El sheriff se volvió a Teeny y “Miserias”.

—Nada más hay que hacer aquí, muchachos —les dijo—. Sigamos hacia el Valle de Pompano.

Una larga línea púrpura coronaba lo alto del cañón cuando los tres camaradas llegaron a la barranca, ya anochecido. Miraron hacia el Valle de Pompano.

Una pequeña cortadura en la parte Norte era su única salida aparente. Semejaba aquello una pequeña prisión de granito, circundada por muros ciclópeos. Pero los malhechores que utilizaban el Valle de Pompano como escondrijo —y lo utilizaban muchos— conocían caminos secretos que conducían a la frontera.

Había varias cabañas en el valle, pero desde el punto que ocupaba Pete, sólo se podía ver una en la que brillaba una luz. Los leñadores debían de haberse acostado hacía unas horas; muchos se retiraban al anochecer y rara vez encendían una lámpara.

—Me parece que aquélla de la luz es la que buscamos —dijo Pete a sus comisarios.

Señaló hacia abajo. Una tenue y ondulante columna de humo azul salía de la tosca chimenea.

—No parece que se mueva nadie por allí, patrón —observó Hicks “Miserias”.

—No lo parece —concedió Pete—. Pero nos aproximaremos con toda precaución, por si acaso. Probablemente habrán dejado a alguien de centinela.

Desmontaron los tres compañeros y, como de costumbre, procedieron a atar sus caballos fuera de la zona de peligro. Luego, con Pete a la cabeza, se deslizaron cautelosamente hacia la pequeña construcción de madera.

Mientras observaban, se abrió la pequeña puerta y salió un hombre con un cubo de agua, cuyo contenido arrojó entre las malezas. Pete aprovechó el momento para escudriñar en el interior de la iluminada cabaña. Sus ocupantes no estaban en línea con la puerta, pero Pete pudo oír el ruido de naipes al ser arrojados sobre una mesa.

—Lo menos debe de haber ahí dentro media docena —musitó a sus comisarios, cuando el hombre del cubo volvió a entrar en la cabaña y cerró la puerta.

Mientras Pete se disponía a rodear el pequeño edificio para ver lo que podía descubrir por la ventana trasera, volvió a abrirse la puerta y aparecieron dos hombres. Ambos se detuvieron frente a la choza y parecieron escuchar.

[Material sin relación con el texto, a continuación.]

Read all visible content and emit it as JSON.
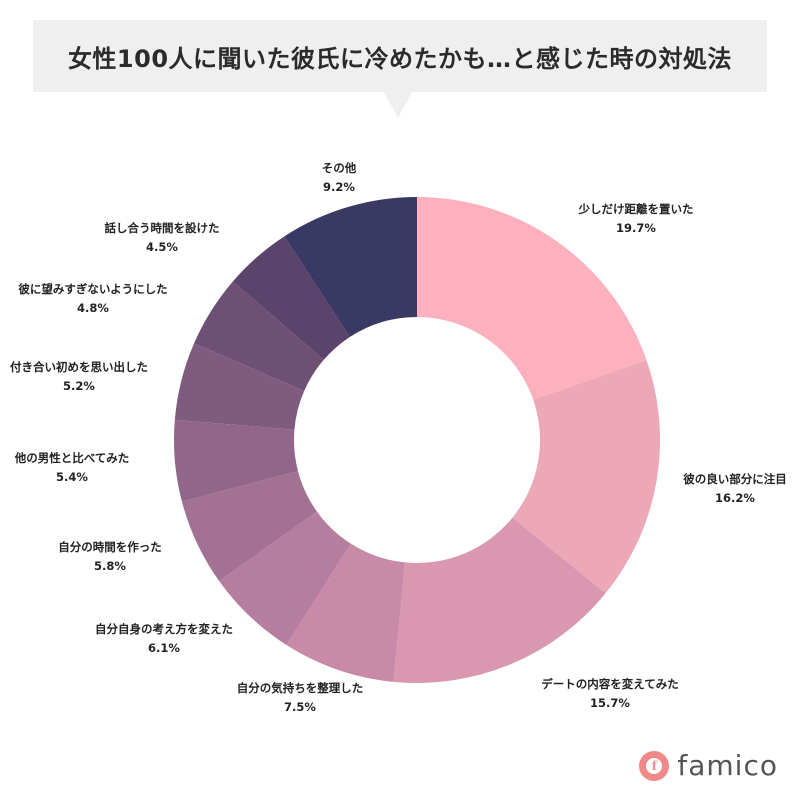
{
  "title": "女性100人に聞いた彼氏に冷めたかも…と感じた時の対処法",
  "brand": {
    "name": "famico",
    "mark": "f"
  },
  "chart_data": {
    "type": "donut",
    "title": "女性100人に聞いた彼氏に冷めたかも…と感じた時の対処法",
    "unit": "%",
    "slices": [
      {
        "label": "少しだけ距離を置いた",
        "value": 19.7,
        "display": "19.7%",
        "color": "#fdb1be"
      },
      {
        "label": "彼の良い部分に注目",
        "value": 16.2,
        "display": "16.2%",
        "color": "#eda8b8"
      },
      {
        "label": "デートの内容を変えてみた",
        "value": 15.7,
        "display": "15.7%",
        "color": "#da98b0"
      },
      {
        "label": "自分の気持ちを整理した",
        "value": 7.5,
        "display": "7.5%",
        "color": "#c88aa7"
      },
      {
        "label": "自分自身の考え方を変えた",
        "value": 6.1,
        "display": "6.1%",
        "color": "#b57d9e"
      },
      {
        "label": "自分の時間を作った",
        "value": 5.8,
        "display": "5.8%",
        "color": "#a37194"
      },
      {
        "label": "他の男性と比べてみた",
        "value": 5.4,
        "display": "5.4%",
        "color": "#91668a"
      },
      {
        "label": "付き合い初めを思い出した",
        "value": 5.2,
        "display": "5.2%",
        "color": "#805b80"
      },
      {
        "label": "彼に望みすぎないようにした",
        "value": 4.8,
        "display": "4.8%",
        "color": "#6e5075"
      },
      {
        "label": "話し合う時間を設けた",
        "value": 4.5,
        "display": "4.5%",
        "color": "#5b446b"
      },
      {
        "label": "その他",
        "value": 9.2,
        "display": "9.2%",
        "color": "#3a3964"
      }
    ]
  }
}
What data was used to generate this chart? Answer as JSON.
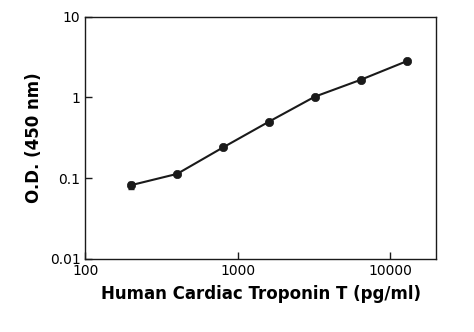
{
  "x_values": [
    200,
    400,
    800,
    1600,
    3200,
    6400,
    12800
  ],
  "y_values": [
    0.082,
    0.113,
    0.24,
    0.5,
    1.02,
    1.65,
    2.8
  ],
  "y_errors": [
    0.008,
    0.0,
    0.0,
    0.0,
    0.0,
    0.0,
    0.0
  ],
  "xlabel": "Human Cardiac Troponin T (pg/ml)",
  "ylabel": "O.D. (450 nm)",
  "xlim_log": [
    150,
    20000
  ],
  "ylim_log": [
    0.01,
    10
  ],
  "x_ticks": [
    100,
    1000,
    10000
  ],
  "y_ticks": [
    0.01,
    0.1,
    1,
    10
  ],
  "line_color": "#1a1a1a",
  "marker_color": "#1a1a1a",
  "marker_size": 6,
  "line_width": 1.5,
  "background_color": "#ffffff",
  "xlabel_fontsize": 12,
  "ylabel_fontsize": 12,
  "tick_fontsize": 10,
  "xlabel_fontweight": "bold",
  "ylabel_fontweight": "bold"
}
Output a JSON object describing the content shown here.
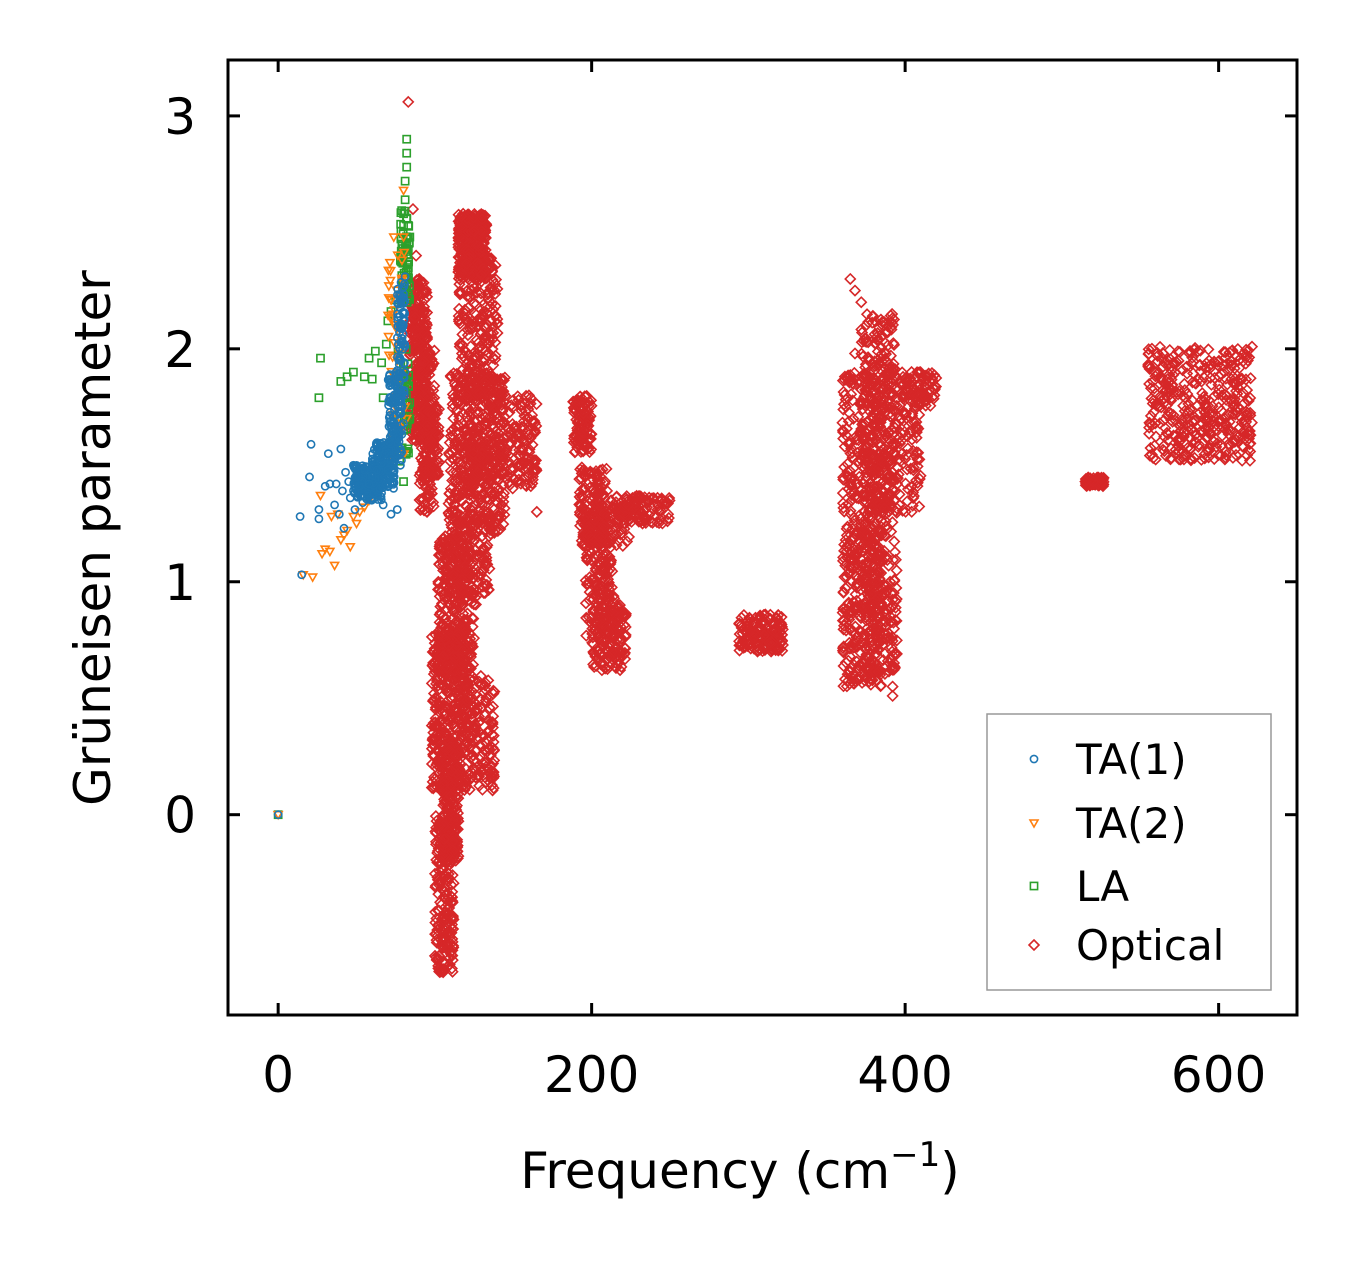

—Parece que esperan visita —musitó Teeny Butler.

Pete sonrió lúgubremente.

—Pues no van a tener que esperar mucho —dijo.

Los dos bandidos se alejaron de la cabaña y caminaron hacia los comisarios en la oscuridad.

—Debes de estar equivocado, Jake —decía uno—. Yo no oí nada.

El individuo llamado Jake murmuró entre dientes y los dos siguieron avanzando hacia los defensores de la Ley.

—Uno para cada uno, compañero —susurró Pete al oído de Teeny Butler—. Podemos cortarles el paso sin necesidad de meter ruido. Dedícate al de las patillas.

Los bandidos seguían aproximándose. De pronto, Pete y Teeny parecieron surgir de la nada. Las manos de los bandidos se dirigieron a sus revólveres, pero no con la suficiente rapidez.

¡Plash!

¡Plash!

Los puños como mazas de Teeny Butler alcanzaron al hombre de las barbas en la mandíbula. El de Pete Rice levantó al otro en vilo y lo lanzó a un metro de distancia. Ambos malhechores cayeron sin lanzar un gemido. Cuando Pete Rice y Teeny se aproximaron a ellos, estaban inmóviles en las más absurdas posturas.

Pegado a los talones de Pete, “Vulcano” dejó escapar un discreto gruñido.

—Mejor será que te lleves a “Vulcano” y vuelvas dentro de un rato —sugirió Pete a Teeny—. Este animal no puede por menos de expresar sus sentimientos, y la gente de ahí dentro podría oírle.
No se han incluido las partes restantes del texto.